Women can be single. Women can be hunters.
Athena: a scheming, cunning, genius woman, Athena is the mastermind behind every battle. Goddess of both wisdom AND war.
Women can be smart. Women can be warriors.
Aphrodite: a gorgeous woman, beautiful beyond belief, she was married off to a man she did not love. She refused her husband, and is with the chaotic man she truly loves. She loves romance novels and tragic love stories without your permission or stereotypes.
Women can be independent. Women can be beautiful. Women don’t have to love you because you say so.
Persephone: she is Queen of hell and goddess of springtime, drawing the line between death and rebirth. She loves her husband and mother, but refuses to let anyone tell her who to be or where to go.
Women can be sweet. Women can be brutal. Women can be complicated.
Hera: a practical woman, she is the goddess of marriage, her husband is always off fucking mortals. And she always makes sure he pays for it. This doesn’t stop her from being a fair queen, even more of a ruler than her husband.
Women can be powerful. Women make their own choices.

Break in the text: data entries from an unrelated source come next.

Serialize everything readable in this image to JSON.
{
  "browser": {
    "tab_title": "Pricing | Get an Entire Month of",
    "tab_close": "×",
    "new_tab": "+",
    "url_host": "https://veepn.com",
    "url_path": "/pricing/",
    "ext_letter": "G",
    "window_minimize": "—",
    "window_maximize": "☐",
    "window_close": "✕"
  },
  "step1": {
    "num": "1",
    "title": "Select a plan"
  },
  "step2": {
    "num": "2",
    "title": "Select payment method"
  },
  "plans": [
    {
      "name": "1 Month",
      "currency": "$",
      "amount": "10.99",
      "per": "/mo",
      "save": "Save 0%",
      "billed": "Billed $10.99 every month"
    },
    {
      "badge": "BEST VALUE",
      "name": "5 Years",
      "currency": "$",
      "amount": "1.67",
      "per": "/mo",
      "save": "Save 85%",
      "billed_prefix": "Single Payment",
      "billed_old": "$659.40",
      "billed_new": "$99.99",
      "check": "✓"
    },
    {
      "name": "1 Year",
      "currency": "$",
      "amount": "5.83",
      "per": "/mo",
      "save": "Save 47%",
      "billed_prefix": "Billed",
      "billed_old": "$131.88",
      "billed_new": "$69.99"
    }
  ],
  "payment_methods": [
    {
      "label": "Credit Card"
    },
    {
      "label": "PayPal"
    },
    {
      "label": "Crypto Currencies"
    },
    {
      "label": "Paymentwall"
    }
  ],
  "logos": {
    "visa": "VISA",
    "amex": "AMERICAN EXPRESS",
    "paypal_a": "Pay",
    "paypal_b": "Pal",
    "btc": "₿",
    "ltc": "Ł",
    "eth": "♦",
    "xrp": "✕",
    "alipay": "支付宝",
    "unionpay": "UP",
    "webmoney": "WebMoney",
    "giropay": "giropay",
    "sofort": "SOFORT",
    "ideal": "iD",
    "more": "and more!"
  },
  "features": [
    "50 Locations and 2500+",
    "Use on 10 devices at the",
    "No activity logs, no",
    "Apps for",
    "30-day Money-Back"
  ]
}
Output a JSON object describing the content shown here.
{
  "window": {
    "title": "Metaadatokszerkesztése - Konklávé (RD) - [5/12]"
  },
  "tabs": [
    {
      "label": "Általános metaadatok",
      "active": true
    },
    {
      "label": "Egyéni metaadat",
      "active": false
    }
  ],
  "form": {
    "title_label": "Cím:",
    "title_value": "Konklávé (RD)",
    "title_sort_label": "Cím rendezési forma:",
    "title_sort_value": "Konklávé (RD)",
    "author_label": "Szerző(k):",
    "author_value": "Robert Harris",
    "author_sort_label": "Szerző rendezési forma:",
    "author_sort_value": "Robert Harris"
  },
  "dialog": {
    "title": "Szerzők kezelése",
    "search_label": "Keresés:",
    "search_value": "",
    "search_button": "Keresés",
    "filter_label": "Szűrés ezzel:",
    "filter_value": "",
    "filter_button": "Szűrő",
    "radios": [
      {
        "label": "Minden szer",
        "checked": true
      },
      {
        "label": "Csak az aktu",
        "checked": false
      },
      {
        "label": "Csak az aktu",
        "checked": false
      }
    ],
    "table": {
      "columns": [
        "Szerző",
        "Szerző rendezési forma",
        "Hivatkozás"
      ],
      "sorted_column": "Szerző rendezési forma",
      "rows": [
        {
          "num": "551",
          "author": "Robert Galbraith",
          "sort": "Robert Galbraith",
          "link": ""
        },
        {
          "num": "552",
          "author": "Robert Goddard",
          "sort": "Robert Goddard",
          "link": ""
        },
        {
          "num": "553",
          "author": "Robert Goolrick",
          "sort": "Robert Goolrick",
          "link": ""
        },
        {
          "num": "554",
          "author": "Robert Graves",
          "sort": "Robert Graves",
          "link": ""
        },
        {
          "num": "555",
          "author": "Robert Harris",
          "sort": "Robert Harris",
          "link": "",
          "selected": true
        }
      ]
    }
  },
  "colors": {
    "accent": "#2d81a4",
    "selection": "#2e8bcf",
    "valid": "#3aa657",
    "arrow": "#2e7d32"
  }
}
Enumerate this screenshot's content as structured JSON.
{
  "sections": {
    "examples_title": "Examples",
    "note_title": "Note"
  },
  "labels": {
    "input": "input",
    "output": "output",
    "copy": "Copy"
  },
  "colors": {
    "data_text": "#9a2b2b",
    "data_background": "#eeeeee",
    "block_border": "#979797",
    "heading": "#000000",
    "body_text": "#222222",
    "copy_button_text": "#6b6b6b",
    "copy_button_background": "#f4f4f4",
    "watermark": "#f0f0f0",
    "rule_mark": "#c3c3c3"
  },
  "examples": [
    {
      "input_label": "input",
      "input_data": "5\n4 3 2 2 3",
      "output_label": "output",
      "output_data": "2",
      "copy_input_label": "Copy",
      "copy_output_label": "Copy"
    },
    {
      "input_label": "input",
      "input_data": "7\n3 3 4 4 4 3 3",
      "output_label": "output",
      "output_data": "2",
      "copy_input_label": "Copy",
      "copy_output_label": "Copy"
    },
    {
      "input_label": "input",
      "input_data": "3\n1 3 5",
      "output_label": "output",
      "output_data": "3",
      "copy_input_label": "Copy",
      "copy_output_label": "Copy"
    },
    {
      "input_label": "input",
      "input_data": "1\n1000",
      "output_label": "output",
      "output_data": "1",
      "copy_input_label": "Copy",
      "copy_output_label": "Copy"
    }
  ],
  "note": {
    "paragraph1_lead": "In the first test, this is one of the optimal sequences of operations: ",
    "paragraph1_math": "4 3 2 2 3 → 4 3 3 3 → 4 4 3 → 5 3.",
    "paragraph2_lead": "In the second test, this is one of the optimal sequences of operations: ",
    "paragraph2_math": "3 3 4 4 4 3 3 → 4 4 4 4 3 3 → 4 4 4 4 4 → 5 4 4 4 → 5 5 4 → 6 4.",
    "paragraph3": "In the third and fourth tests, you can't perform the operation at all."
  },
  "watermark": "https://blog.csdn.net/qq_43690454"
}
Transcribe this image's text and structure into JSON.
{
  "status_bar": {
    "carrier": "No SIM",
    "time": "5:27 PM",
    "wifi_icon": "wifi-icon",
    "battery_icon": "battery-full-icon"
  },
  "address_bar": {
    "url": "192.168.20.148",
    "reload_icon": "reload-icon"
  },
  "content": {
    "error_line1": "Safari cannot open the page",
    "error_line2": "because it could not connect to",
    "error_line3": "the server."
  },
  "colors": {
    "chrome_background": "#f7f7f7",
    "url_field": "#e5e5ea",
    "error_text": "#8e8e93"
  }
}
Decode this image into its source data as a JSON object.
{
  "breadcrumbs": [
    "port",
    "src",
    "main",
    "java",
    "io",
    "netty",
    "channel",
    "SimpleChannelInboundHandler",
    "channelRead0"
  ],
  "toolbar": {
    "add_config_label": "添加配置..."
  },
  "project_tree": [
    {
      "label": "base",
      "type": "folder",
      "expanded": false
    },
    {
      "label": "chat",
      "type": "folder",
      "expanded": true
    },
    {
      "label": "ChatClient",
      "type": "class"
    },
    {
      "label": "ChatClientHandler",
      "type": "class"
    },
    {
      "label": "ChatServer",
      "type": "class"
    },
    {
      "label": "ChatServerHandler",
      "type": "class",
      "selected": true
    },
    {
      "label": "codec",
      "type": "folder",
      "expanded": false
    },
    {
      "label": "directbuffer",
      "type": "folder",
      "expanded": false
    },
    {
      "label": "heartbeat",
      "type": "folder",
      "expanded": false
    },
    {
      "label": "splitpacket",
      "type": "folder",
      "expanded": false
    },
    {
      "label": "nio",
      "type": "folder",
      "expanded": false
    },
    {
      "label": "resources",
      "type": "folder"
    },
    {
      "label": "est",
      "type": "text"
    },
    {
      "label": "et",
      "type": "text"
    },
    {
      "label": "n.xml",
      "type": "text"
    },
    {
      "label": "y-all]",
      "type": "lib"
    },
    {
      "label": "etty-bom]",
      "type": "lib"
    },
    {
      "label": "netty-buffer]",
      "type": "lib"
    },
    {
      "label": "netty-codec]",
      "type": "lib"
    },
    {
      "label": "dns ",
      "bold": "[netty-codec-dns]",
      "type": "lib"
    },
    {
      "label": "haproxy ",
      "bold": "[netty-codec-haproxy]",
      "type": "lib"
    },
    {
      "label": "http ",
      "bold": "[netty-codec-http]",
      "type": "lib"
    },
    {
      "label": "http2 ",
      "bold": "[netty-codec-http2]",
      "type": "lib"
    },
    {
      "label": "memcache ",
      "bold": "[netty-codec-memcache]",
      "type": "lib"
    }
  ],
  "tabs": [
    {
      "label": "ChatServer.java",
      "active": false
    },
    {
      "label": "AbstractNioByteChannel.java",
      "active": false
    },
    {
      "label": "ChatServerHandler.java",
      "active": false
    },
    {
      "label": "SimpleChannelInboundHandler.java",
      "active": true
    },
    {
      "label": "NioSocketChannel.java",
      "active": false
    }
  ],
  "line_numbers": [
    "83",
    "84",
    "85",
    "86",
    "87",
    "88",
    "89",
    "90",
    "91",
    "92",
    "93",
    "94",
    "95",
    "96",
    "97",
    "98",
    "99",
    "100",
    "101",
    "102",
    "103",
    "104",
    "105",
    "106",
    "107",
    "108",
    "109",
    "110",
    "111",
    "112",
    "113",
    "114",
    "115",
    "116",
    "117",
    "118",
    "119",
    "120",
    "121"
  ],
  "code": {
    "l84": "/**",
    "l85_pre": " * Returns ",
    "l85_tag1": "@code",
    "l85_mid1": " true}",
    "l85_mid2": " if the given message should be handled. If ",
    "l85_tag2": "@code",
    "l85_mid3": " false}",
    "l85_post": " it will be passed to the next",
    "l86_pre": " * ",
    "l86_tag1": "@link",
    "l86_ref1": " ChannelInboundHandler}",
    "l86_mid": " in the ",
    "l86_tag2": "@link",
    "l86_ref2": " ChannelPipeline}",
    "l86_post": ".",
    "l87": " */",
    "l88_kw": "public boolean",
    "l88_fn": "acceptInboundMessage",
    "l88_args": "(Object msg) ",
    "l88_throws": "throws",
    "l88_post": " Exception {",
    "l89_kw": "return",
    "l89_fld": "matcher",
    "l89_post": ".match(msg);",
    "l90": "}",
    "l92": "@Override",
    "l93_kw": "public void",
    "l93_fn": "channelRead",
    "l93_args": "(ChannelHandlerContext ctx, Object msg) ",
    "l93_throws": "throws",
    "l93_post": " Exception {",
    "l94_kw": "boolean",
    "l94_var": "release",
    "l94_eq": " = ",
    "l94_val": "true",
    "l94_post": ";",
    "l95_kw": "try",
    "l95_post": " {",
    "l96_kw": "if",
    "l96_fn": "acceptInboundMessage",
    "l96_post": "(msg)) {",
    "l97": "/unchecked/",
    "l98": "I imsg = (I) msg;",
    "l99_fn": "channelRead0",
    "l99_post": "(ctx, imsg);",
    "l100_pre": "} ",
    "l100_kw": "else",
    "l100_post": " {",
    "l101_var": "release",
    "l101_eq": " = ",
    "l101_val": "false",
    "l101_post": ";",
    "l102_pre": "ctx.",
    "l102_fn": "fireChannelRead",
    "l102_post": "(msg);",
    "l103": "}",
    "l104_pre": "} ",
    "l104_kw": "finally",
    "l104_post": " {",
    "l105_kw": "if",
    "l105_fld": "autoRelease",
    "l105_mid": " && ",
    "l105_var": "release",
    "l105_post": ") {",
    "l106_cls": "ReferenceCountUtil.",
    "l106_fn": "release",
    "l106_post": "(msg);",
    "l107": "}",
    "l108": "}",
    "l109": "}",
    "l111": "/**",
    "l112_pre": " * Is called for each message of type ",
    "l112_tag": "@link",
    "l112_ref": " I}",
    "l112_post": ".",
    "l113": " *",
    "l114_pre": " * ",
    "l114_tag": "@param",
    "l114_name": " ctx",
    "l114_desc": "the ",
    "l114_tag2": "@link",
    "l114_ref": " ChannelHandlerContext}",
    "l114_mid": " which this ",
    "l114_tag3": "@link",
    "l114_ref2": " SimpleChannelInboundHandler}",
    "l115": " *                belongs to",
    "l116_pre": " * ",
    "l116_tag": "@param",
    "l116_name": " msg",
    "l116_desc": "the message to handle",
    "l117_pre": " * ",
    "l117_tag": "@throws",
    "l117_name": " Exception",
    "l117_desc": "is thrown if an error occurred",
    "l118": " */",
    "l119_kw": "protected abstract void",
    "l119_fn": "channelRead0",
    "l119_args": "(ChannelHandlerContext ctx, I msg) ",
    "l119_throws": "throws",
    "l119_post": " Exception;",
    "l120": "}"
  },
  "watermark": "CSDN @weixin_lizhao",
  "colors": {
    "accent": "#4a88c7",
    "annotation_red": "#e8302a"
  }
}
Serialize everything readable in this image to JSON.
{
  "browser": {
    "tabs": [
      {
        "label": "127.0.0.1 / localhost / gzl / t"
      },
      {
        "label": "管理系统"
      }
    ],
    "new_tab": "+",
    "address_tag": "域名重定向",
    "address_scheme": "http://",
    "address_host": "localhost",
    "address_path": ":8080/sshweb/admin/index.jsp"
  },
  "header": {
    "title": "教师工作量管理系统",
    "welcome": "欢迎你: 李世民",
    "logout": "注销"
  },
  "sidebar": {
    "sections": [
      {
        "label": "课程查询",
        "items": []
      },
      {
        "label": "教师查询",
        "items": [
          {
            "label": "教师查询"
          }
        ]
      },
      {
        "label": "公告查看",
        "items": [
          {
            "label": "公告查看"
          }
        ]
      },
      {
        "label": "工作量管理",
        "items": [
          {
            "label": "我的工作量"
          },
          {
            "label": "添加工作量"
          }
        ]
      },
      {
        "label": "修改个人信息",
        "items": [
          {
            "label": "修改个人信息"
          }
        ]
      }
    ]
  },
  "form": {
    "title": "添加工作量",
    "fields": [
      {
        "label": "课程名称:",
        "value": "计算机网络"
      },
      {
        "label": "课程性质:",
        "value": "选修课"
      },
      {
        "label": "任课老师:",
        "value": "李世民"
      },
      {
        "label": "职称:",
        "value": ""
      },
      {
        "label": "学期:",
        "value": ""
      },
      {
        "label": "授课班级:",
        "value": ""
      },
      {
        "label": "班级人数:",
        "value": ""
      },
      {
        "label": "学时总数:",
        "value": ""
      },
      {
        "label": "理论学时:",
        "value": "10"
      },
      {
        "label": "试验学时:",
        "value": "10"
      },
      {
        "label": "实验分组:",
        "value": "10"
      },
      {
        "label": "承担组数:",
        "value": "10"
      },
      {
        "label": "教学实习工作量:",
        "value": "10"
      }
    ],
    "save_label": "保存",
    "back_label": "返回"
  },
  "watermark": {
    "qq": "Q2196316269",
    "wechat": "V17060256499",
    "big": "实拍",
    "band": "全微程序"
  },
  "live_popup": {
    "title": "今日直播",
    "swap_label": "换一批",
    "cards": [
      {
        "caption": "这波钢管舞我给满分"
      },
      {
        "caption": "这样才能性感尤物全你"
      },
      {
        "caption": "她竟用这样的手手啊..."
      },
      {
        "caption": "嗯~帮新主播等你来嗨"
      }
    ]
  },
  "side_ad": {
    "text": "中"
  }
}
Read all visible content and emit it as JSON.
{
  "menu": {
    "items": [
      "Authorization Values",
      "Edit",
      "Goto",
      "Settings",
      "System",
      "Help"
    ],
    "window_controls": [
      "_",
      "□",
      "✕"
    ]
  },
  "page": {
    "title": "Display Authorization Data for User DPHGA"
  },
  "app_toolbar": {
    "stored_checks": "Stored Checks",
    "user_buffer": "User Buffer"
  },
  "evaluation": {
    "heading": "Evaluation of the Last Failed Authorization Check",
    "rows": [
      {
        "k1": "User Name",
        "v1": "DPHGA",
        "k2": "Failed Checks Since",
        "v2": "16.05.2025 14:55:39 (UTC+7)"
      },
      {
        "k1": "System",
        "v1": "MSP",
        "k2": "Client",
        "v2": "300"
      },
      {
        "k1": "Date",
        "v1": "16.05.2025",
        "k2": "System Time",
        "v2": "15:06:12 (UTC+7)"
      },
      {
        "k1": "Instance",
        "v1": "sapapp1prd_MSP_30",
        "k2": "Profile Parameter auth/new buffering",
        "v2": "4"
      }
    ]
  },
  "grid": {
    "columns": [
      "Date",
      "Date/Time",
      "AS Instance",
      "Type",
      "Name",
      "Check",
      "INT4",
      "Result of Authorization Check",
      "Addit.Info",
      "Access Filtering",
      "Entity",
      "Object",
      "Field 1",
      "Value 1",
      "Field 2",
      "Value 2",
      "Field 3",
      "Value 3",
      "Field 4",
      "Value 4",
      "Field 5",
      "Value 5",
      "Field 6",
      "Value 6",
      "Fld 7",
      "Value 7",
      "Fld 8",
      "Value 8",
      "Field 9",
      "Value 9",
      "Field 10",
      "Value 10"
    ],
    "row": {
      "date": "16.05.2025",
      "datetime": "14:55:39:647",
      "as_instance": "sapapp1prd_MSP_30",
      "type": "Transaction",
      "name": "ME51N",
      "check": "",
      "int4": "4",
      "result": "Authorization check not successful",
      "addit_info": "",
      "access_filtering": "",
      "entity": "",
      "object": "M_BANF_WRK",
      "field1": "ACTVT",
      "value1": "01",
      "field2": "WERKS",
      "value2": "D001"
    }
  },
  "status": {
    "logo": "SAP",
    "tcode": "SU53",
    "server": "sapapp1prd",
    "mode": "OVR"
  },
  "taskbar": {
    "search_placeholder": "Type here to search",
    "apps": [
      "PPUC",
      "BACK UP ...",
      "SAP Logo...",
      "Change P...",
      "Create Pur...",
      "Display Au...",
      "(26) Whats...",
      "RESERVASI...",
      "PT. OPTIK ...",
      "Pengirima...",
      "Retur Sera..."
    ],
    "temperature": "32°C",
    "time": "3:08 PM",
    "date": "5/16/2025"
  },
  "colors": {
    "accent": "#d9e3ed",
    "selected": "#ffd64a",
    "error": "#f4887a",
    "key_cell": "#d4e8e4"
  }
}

Demeter: a farm girl at heart, she rules the harvest, her mere emotions causing the seasons. Her daughter eloped with the god of death, and she misses her every day. She loves her loyal farmers and the crops they tend.
Women can be nurturing. Women can be depressed.
Hestia: a goddess of small renown, Hesta gave up her spot on the council to Dionsynius to keep order. She is the goddess of the hearth and home, fire and family. She represents the controlled chaos of a fire in the fireplace or a family in their home.
Women can be sacrificing. Women don’t need to be super to be important. Women can be chaotic.
Enough with this patriarchal Greek society. We all know who really ruled Olympus.
When people get all snippy about enforcing antiquated grammar rules, all I can think of is Edmund Spenser.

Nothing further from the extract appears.